NINA CHASE LIVES! — (Via Deadline) Shantal VanSanten is moving from FBI to FBI: Most Wanted for the latter show’s fifth season. She will reprise the role of Special Agent Nina Chase.
Nina is a well-seasoned FBI agent who is strong-willed, sharp and used to working undercover. The character was first introduced on the mothership series toward the end of Season 4 and she continued her recurring role in various episodes of Season 5 which concluded in May. Nina remains in a relationship with FBI’s Stuart Scola (John Boyd) as they raise their infant son Douglas together.
VanSanten is joining the cast following Alexa Davalos’ exit from FBI: Most Wanted, which Deadline reported exclusively in August. Their new season will debut on Tuesday, February 13.
The show is part of the massive Dick Wolff-empire and is actually a rather brilliant move; as the character has established itself on the other show and should fit nicely with Dylan McDermott and cast. The Wolff-machine just lost Jeffrey Donovan from Law & Order and recently installed their fifth showrunner on the much-troubled Law & Order: Organized Crime with Christopher Meloni; which is due to start their fourth season next year.

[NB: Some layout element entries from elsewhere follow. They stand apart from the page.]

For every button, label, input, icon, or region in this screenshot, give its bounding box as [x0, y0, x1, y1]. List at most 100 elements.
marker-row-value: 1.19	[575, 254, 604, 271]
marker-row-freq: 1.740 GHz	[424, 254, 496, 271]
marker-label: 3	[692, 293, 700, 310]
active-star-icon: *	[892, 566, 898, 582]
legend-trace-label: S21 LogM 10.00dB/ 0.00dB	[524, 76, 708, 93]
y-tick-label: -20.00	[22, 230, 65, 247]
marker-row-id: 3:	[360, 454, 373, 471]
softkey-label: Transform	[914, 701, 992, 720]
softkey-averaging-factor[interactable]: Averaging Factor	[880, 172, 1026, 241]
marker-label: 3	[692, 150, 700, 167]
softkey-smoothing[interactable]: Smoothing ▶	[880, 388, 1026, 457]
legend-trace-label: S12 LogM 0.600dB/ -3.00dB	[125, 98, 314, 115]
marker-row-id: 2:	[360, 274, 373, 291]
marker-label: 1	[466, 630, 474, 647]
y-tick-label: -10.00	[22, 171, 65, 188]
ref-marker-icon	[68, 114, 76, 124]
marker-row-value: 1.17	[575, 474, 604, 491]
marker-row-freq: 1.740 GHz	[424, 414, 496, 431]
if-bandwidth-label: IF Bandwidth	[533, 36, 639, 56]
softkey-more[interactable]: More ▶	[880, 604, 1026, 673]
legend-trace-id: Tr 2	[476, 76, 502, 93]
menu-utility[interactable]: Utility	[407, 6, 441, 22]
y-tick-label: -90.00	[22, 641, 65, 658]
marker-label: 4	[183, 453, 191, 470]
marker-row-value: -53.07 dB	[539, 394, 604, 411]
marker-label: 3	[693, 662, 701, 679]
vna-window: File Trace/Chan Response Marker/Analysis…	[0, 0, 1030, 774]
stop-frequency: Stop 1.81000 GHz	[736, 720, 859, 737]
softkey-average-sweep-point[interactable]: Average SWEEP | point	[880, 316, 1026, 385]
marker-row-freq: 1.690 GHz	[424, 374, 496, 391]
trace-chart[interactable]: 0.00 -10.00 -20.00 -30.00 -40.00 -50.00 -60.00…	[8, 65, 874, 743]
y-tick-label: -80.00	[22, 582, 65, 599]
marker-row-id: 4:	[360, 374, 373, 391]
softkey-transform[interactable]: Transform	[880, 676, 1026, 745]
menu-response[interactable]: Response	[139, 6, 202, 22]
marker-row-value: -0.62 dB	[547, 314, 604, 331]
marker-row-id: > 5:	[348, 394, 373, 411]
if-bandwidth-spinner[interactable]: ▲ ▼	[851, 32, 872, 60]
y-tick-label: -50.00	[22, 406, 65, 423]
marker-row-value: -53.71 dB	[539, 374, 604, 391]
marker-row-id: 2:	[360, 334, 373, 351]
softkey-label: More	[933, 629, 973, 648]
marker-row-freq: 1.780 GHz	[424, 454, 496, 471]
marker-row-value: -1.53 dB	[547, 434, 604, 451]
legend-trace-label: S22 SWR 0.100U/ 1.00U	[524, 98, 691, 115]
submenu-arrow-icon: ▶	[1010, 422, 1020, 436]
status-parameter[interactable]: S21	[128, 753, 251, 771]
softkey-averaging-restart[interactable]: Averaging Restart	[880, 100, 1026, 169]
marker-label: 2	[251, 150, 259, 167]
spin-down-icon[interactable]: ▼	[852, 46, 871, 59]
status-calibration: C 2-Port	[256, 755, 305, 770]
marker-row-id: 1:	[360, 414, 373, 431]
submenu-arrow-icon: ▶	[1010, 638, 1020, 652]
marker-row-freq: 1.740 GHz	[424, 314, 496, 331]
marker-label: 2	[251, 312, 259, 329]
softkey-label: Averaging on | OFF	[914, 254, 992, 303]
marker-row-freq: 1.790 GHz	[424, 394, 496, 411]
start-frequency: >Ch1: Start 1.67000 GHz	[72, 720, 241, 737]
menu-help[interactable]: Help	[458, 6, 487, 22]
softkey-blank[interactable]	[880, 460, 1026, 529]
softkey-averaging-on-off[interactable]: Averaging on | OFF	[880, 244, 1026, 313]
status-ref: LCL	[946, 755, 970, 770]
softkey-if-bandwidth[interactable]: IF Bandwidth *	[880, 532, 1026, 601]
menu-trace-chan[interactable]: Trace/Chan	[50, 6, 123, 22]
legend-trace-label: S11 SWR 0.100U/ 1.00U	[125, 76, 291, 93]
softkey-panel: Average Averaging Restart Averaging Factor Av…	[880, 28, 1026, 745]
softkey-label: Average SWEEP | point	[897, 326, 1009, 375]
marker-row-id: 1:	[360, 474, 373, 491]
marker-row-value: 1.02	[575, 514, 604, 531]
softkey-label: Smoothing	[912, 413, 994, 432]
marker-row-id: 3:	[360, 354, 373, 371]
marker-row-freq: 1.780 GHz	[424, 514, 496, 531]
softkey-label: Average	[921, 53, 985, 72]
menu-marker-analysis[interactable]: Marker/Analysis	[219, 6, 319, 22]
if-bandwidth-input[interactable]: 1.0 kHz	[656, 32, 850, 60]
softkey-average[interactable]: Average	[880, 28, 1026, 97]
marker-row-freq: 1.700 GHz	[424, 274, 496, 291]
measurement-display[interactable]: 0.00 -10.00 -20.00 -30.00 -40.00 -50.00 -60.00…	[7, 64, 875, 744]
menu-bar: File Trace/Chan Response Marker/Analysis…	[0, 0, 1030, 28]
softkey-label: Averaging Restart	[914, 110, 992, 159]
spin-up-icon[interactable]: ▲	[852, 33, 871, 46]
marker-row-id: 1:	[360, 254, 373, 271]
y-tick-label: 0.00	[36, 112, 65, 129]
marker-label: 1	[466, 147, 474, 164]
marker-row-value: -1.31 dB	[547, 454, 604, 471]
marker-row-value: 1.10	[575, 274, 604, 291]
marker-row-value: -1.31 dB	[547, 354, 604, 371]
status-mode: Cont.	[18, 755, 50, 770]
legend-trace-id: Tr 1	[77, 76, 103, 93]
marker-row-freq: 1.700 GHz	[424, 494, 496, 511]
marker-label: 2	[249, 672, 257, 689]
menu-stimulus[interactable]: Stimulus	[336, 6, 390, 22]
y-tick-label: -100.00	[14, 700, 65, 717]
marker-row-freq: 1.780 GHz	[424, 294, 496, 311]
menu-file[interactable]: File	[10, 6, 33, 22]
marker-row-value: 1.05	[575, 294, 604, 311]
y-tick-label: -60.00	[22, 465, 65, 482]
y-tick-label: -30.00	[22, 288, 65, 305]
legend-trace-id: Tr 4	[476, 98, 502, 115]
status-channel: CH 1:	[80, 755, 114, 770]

VanSanten also portrayed Karen Baldwin in the Apple TV+ show For All Mankind and was just terrific. Never heard of her before that show, but just a stunningly good performance, Nina Chase.

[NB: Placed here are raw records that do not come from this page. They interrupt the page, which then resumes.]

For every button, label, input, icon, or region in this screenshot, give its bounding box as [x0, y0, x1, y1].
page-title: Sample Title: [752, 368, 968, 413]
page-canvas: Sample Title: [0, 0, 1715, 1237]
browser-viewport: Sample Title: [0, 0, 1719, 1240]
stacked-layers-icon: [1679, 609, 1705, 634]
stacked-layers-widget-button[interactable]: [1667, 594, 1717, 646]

SHORT TAKES — Always read the posts. Loved this one: I was so confused! In Australia the show is called Morning Wars. And, yes, they were talking about Apple TV+’s Morning Show. That would be a more apt title … Looks like the NYC-launch for Mark Bego’s Joe Cocker-tome will be Tuesday, January 9 at Steve Walter’s Cutting Room. And Bego does an 11-city radio tour next week for Premiere Radio … Micky Dolenz’s R.E.M. cover of “Shiny Happy People hit #5 of the Heritage Chart in the U.K. … Every six months or so I read something about how The Starship’s “We Built This City” is the worst record of all time. Being home-bound for a time, I began hearing it regularly on my iHeart Hits of the 80’s and began to like it. Here’s a terrific summary of the song by Rob Tannenbaum. It’s actually hilarious: https://www.gq.com/story/oral-history-we-built-this-city-worst-song-of-all-time …
Deadline reported that NBC’s La Brea will end with a six-episode season next year. This is the show about a massive sinkhole in Hollywood that tuns into a time-travel escapade. Crazy writing, but somehow addictive. I found it a guilty-pleasure. Here’s the story: https://deadline.com/2023/11/la-brea-canceled-season-3-1235630123/ …
Sad that CBS’ Blue Bloods is ending after a spectacular 14-season run. I watched it when it started, then was out for a few seasons, but came back after Steve Schirripa joined the cast. Costs indeed did the show in, but you have to admit those family dinners which closed out each episode were sensational. Selleck, an icon. There’s not another show like this on TV right now; smart writing and brilliant acting. Treat Williams had a re-occurring role as an old mate of Selleck’s. Hope they do a proper tribute to him as he was stellar. Will be missed for sure … A 16-date Rolling Stones tour was announced Tuesday. Sponsored by AARP no less. Stones Tour 24 …
NY-Nightlife-Mayor Eric Adams seems to walking a tightrope – what with the ongoing FBI probe and city budget-cuts … Wintercon’s Frank Patz is interviewed for Medium today. It’s December 2 and 3 … Happy Thanksgiving!
NAMES IN THE NEWS — Richard Johnson; Ian Mohr; Harvey Levin; Kimberly Cornell; Plastic EP; Jane Blunkell; Tony King; Dave Mason; Michael McDonald; Kenny Loggins; Fortune Benatar; Tom & Lisa Cuddy; Race Taylor; Jim Kerr; Ken Dashow; Plastic EP; Brad Balfour; Frank Patz; and ZIGGY!